Lee Chang-Won
Food Animal Health Research Program, Ohio Agricultural Research and Development Center, The Ohio State University, 1680 Madison Avenue, Wooster, OH, 44691-4096, USA,
Methods Mol Biol. 2014;1161:37-50. doi: 10.1007/978-1-4939-0758-8_4.

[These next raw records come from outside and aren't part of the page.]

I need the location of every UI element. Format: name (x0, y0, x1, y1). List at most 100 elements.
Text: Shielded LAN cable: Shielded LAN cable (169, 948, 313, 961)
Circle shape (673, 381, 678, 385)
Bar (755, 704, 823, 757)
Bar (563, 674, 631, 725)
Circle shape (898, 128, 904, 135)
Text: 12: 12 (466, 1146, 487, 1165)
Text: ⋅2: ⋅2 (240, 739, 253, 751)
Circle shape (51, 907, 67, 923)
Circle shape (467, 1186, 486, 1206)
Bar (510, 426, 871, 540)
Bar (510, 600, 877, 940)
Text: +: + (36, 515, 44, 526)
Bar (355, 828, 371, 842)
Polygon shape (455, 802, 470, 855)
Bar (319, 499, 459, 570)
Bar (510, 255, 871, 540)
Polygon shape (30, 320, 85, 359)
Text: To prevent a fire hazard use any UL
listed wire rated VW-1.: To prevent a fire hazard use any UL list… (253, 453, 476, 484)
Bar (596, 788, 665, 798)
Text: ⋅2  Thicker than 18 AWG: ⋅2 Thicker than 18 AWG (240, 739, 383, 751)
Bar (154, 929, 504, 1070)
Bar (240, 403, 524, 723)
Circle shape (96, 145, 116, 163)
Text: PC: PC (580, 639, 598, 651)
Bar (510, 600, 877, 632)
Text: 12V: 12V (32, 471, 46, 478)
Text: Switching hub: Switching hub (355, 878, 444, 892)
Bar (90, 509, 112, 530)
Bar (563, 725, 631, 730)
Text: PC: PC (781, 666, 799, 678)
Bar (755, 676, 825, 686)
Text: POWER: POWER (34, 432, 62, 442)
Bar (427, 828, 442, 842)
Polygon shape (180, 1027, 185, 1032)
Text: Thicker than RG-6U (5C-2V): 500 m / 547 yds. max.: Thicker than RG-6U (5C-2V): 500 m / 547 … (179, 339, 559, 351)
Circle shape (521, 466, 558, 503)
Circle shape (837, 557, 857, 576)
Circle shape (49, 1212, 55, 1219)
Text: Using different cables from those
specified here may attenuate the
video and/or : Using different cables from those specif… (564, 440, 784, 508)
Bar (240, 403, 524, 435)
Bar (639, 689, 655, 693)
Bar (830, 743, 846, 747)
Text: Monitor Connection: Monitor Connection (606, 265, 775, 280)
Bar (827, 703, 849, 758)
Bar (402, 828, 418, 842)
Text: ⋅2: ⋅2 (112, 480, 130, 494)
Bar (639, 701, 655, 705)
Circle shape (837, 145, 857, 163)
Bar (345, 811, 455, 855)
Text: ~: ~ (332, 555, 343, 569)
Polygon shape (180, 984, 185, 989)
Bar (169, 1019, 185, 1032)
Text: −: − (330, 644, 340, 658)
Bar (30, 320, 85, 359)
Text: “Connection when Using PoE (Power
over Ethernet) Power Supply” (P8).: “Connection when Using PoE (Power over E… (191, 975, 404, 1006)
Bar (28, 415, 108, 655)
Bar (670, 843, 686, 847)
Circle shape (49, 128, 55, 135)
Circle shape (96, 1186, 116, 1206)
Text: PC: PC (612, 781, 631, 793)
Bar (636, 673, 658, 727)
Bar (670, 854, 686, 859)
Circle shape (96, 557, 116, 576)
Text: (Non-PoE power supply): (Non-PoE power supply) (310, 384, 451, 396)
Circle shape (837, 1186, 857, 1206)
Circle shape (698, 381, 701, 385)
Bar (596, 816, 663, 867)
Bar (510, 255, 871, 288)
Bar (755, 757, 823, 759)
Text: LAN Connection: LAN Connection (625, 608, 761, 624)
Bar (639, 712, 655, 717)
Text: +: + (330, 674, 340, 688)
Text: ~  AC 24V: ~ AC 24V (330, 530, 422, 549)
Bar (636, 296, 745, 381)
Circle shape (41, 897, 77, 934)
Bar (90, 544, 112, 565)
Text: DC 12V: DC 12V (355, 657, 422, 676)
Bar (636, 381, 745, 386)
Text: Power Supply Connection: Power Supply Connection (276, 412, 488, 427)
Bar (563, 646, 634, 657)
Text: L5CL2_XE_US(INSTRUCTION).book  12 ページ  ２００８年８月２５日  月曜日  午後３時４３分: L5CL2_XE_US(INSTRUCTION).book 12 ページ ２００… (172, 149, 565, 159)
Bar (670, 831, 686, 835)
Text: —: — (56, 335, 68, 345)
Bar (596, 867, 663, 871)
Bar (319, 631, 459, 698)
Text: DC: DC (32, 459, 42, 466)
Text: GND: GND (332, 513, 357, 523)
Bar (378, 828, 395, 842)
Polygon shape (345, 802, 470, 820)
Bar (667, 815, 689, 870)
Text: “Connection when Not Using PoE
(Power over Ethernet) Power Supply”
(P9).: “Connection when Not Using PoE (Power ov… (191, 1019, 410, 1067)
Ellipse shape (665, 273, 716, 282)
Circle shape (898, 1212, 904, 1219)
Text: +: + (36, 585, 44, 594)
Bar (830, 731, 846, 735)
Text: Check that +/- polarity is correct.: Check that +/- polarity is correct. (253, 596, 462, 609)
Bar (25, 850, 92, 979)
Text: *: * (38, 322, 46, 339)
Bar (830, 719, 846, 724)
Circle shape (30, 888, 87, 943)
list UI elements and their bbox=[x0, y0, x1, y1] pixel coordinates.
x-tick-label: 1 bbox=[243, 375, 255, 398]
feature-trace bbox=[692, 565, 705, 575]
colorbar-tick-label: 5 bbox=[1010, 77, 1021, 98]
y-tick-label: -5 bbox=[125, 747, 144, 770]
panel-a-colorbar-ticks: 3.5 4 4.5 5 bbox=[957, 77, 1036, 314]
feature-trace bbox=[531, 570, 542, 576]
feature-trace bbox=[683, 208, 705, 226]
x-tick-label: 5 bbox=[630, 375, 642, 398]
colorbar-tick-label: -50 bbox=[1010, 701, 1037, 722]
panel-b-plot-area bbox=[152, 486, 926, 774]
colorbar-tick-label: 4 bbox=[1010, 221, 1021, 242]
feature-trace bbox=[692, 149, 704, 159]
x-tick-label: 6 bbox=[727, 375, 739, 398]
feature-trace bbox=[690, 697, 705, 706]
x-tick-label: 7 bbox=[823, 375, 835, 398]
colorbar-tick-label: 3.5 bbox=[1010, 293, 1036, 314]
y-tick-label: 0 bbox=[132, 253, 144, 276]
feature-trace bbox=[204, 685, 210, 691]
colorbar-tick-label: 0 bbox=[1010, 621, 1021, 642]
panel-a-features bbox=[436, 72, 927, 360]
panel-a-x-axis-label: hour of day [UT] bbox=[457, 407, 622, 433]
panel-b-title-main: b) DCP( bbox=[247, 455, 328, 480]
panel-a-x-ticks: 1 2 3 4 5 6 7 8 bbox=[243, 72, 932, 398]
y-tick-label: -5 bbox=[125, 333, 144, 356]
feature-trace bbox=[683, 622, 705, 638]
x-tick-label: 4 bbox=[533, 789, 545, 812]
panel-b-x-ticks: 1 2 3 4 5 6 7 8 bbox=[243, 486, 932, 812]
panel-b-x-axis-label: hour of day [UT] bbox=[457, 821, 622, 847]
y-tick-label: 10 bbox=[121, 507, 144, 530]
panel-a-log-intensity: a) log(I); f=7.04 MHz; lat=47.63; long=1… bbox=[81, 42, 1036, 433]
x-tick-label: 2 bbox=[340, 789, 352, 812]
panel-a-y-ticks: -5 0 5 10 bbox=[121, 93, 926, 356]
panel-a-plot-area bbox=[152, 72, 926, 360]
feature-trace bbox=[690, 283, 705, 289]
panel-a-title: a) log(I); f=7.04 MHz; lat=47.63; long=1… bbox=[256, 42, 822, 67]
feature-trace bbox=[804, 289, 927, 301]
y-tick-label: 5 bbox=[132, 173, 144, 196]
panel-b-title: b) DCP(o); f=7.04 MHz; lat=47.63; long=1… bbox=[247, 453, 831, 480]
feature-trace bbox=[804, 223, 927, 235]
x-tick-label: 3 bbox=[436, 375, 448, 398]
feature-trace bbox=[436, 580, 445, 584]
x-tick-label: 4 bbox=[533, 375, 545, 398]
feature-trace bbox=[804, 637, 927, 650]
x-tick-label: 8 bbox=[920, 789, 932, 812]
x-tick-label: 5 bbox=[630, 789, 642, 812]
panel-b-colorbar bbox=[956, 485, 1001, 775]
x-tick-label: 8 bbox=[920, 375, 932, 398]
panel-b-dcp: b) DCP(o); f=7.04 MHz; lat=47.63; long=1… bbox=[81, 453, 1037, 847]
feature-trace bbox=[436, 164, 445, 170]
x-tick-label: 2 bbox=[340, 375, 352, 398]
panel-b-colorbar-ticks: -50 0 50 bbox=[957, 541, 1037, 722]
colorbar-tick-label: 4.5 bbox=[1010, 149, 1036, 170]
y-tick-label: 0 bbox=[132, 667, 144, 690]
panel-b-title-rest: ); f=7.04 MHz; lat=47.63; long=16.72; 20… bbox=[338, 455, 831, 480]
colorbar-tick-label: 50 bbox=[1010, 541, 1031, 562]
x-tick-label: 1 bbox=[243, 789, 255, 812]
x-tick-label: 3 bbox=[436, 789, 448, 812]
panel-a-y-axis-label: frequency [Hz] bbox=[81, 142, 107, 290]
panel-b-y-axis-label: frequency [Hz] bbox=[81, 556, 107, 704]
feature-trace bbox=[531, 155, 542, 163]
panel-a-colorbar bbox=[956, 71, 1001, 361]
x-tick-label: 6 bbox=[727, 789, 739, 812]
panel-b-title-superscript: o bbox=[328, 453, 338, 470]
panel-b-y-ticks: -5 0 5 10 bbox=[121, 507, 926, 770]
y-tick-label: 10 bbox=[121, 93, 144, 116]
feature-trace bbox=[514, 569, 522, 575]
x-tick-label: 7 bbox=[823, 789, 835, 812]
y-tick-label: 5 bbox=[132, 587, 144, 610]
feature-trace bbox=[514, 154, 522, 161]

Reverse genetics is the creation of a virus from a full-length cDNA copy of the viral genome, referred to as an "infectious clone," and is one of the most powerful genetic tools in modern virology. Since its development in 1999, plasmid-based reverse genetics has been effectively applied to numerous aspects of influenza studies which include revolutionizing the production of seasonal and pandemic influenza vaccine seed strains. Although continual improvement in reverse genetics system is being made in different laboratories for the efficient rescue of the influenza virus, the basic concept of synthesizing viral RNA using RNA polymerase I remains the same. Coupled with in vitro mutagenesis, reverse genetics can be applied widely to accelerate progress in understanding the influenza virus life cycle, the generation of customized vaccine seed strains, development of live-attenuated vaccines, and the use of influenza virus as vaccine and gene delivery vectors.
反向遗传学是通过病毒基因组的全长cDNA拷贝构建病毒,这种cDNA拷贝被称为“感染性克隆”,它是现代病毒学中最强大的遗传工具之一。自1999年开发以来,基于质粒的反向遗传学已有效地应用于流感研究的诸多方面,其中包括彻底改变季节性和大流行性流感疫苗种子株的生产。尽管不同实验室在不断改进反向遗传学系统以高效拯救流感病毒,但利用RNA聚合酶I合成病毒RNA的基本概念保持不变。结合体外诱变,反向遗传学可广泛应用于加速对流感病毒生命周期的理解、定制疫苗种子株的产生、减毒活疫苗的开发以及将流感病毒用作疫苗和基因递送载体等方面的研究进展。